W Czechach dyskusji na temat przekazania części suwerenności organom unijnym zaznaczyły się dwa stanowiska. Z jednej strony zdecydowanych zwolenników federacji, z drugiej zaś jej przeciwników, przynajmniej na obecnym etapie, reprezentowanych przez prezydenta Vaclava Klausa.

Pierwsi widzą w Unii przede wszystkim instrument rozwiązywania problemów wewnętrznych takich jak partykularyzmy czy zagrożenie populizmem. Prof. Pavel Pafka uważa „za podstawową korzyść przystąpienia Republiki Czeskiej do Unii to, że o zasadniczych problemach naszej społeczności decydować będzie parlament europejski, a nie nasz, który często obraduje pod wpływem interesów partyjnych”. Przewodniczący PEN-klubu Jirzi Stransky, sądzi natomiast, że „Czeska Republika musi wstąpić do Unii Europejskiej, ponieważ sama nie jest zdolna obronić się przed komunistami”.

Klaus uważa, iż Czesi stracili w erze komunizmu swoją tożsamość i w celu jej odzyskania powinni jak najdłużej korzystać z własnej państwowości.
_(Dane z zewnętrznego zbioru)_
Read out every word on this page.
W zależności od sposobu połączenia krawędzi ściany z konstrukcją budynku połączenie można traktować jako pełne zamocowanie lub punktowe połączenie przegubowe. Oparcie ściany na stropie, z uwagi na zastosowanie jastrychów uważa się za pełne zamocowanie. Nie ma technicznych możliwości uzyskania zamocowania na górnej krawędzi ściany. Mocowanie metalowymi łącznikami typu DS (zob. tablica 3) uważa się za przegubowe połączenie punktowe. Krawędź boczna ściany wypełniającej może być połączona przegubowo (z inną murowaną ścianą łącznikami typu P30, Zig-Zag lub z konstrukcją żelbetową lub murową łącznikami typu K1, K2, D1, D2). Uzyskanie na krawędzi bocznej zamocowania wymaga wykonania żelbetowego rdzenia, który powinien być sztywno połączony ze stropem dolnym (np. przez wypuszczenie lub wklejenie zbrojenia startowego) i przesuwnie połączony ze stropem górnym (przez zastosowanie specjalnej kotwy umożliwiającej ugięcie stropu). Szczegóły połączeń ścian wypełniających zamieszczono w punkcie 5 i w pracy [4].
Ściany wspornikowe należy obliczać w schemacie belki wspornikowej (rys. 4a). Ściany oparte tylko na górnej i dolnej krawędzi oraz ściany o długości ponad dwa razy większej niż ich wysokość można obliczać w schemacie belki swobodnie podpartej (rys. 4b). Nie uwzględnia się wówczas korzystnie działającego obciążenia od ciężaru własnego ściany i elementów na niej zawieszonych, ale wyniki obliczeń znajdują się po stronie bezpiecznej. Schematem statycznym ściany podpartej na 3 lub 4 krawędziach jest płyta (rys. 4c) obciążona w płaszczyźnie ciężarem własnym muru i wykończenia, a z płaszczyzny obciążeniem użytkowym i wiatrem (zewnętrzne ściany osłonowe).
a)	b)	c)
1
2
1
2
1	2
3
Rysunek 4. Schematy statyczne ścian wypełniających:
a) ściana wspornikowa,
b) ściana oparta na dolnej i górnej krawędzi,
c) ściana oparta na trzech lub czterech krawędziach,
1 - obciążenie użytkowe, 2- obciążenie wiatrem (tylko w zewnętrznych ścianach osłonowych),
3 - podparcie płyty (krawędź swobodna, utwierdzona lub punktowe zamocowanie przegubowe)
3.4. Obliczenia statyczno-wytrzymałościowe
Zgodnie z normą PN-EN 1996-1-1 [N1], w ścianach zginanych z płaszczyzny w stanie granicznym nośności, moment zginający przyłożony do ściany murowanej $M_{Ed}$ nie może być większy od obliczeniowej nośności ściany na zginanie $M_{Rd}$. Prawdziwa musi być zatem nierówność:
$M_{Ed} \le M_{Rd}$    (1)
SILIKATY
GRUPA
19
Ta środkowa faza - między komunizmem a federacją UE - jest jednak względnie bardzo krótka, ponieważ rozwój Europy idzie swoją drogą i nie ogląda się na Pragę. Zdaniem prezydenta Czech nadal aktualny jest jednak pogląd Masaryka, który uważał, iż historia Europy to dzieje unifikacji i atomizacji; Unia po rozszerzeniu do 25 a potem do 30 krajów osiągnie swoje granice, po których będzie powstawać coś innego, czyli jak można wnioskować nastąpi etap atomizacji.

W obecnej fazie chodzi o to by starać się urzeczywistnić czeską państwowość w warunkach instytucjonalnych UE ale do tego obecny socjaldemokratyczny rząd nie jest zdolny, ponieważ nie formułuje celu, do którego będzie dążył w Unii, tylko zatrzymuje się na ogólnikowym „wchodzeniu do Europy”. Czy zatem Czechy „roztopią się w Unii” zależeć będzie od tego, kto będzie ich reprezentował.
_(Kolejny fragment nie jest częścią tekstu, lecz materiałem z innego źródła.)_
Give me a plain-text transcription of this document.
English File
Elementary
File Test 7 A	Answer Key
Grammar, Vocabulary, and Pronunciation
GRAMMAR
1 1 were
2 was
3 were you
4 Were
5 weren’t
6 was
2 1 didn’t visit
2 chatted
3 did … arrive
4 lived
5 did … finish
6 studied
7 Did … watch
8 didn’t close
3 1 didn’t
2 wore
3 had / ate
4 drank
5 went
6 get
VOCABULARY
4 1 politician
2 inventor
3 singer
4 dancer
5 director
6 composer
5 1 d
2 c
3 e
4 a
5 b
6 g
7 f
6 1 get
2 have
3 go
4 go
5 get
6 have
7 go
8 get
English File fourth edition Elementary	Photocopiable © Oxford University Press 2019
Klaus uważa, iż nie można wprowadzić demokratycznego systemu na poziomie ponadpaństwowym, gdyż demokracja możliwa jest tylko w państwie. Logicznym wnioskiem jest więc dążenie do państwa związkowego w Europie a nie związku państw, choć jednocześnie Klaus boi się nadmiernego centralizmu Brukseli.

Dla Czechów liczą się jednak przede wszystkim argumenty gospodarcze, a dyskusję o suwerenności uważają raczej za ideologizację argumentacji.
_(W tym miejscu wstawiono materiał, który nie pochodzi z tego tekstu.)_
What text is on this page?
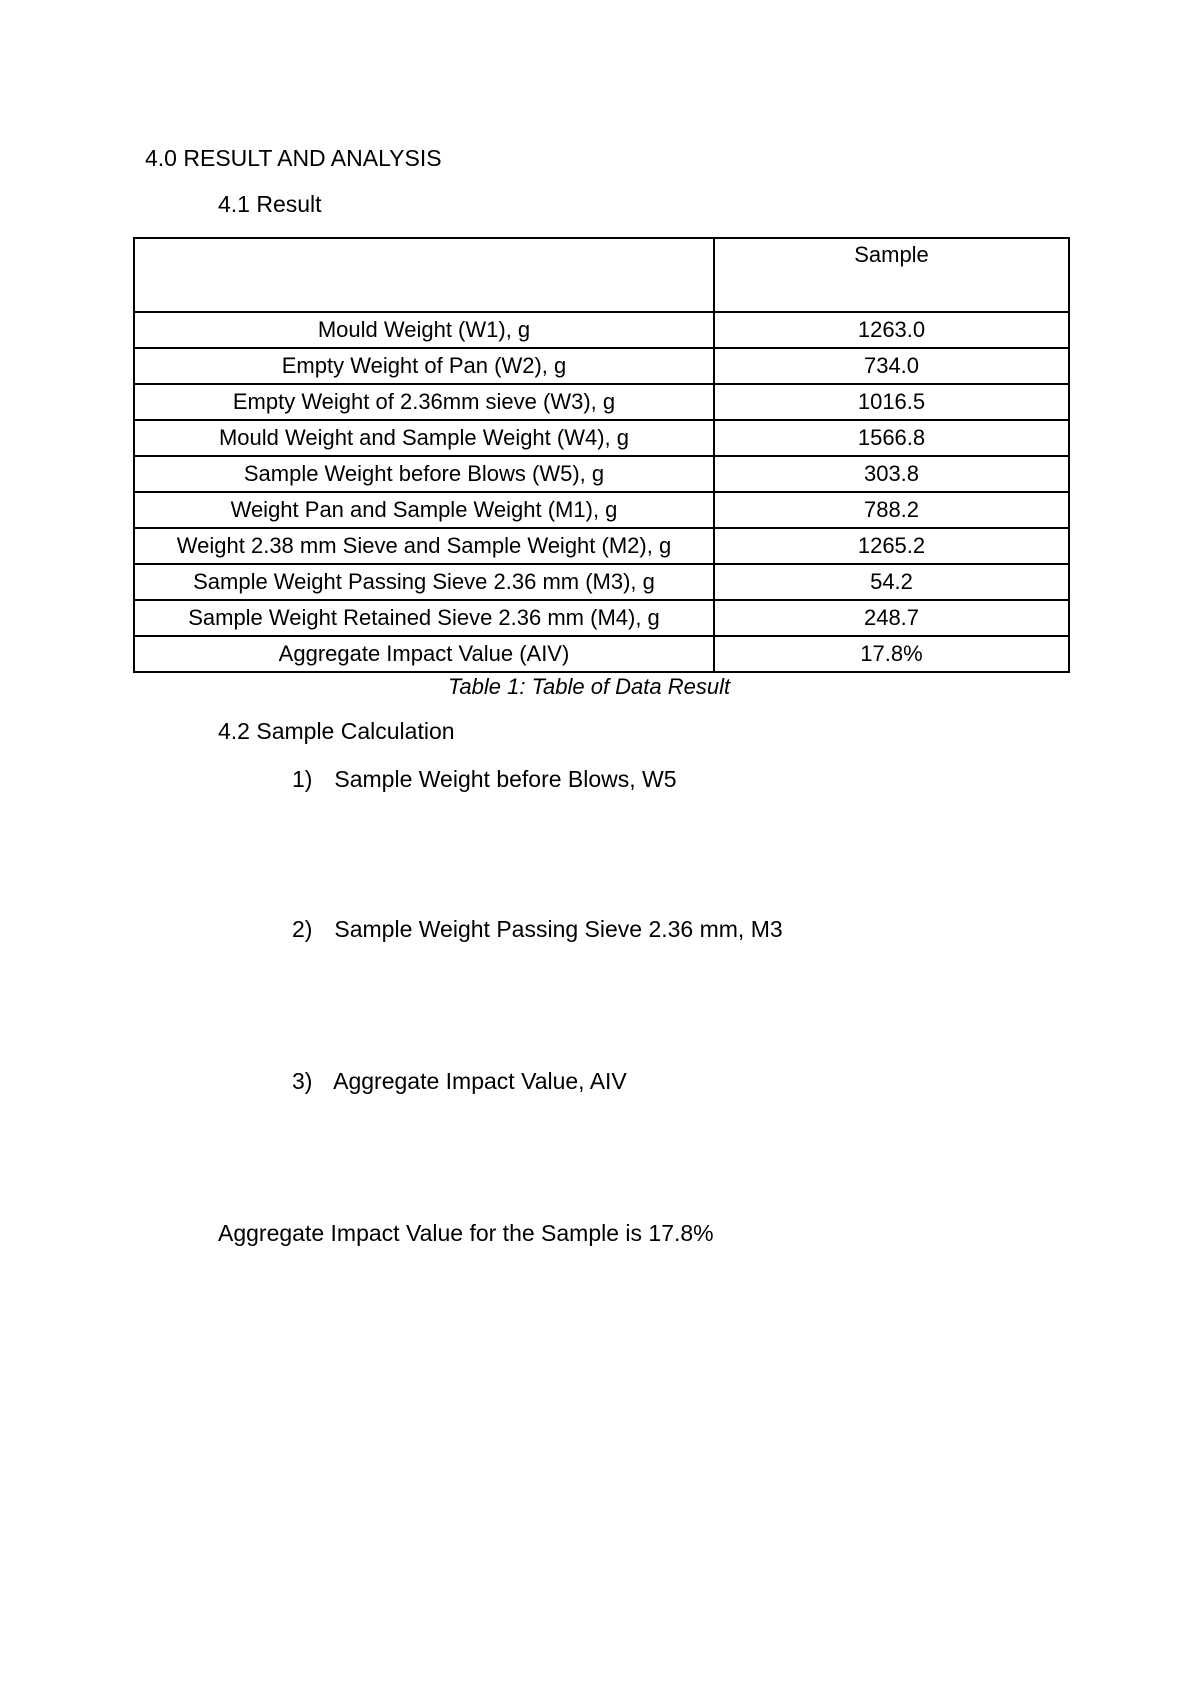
4.0 RESULT AND ANALYSIS
4.1 Result
	Sample
Mould Weight (W1), g	1263.0
Empty Weight of Pan (W2), g	734.0
Empty Weight of 2.36mm sieve (W3), g	1016.5
Mould Weight and Sample Weight (W4), g	1566.8
Sample Weight before Blows (W5), g	303.8
Weight Pan and Sample Weight (M1), g	788.2
Weight 2.38 mm Sieve and Sample Weight (M2), g	1265.2
Sample Weight Passing Sieve 2.36 mm (M3), g	54.2
Sample Weight Retained Sieve 2.36 mm (M4), g	248.7
Aggregate Impact Value (AIV)	17.8%
Table 1: Table of Data Result
4.2 Sample Calculation
1) Sample Weight before Blows, W5
2) Sample Weight Passing Sieve 2.36 mm, M3
3) Aggregate Impact Value, AIV
Aggregate Impact Value for the Sample is 17.8%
Dziennikarze i eksperci oceniają, iż przez pierwsze lata Czesi będą odprowadzać do Brukseli więcej niż uzyskają od Unii. Rząd zarzuca im kłamstwo ale Katinka Baryszowa, główna ekonomistka Centrum Reformy Europejskiej, przyznaje, iż tylko faza I i III akcesji będą dla Czech niezmiernie korzystne. W fazie I obejmującej działania przygotowawcze dokonano niezbędnych reform, których bez nacisku Brukseli nie wprowadzono by tak szybko i łatwo. W fazie III Czechy odczują pozytywne skutki ekonomiczne akcesji, natomiast w oczekującej ich obecnie fazie II muszą liczyć się z ogromnymi wydatkami. Tylko w roku 2004 szacuje się je na 40 mld koron czyli 1,2 mld euro.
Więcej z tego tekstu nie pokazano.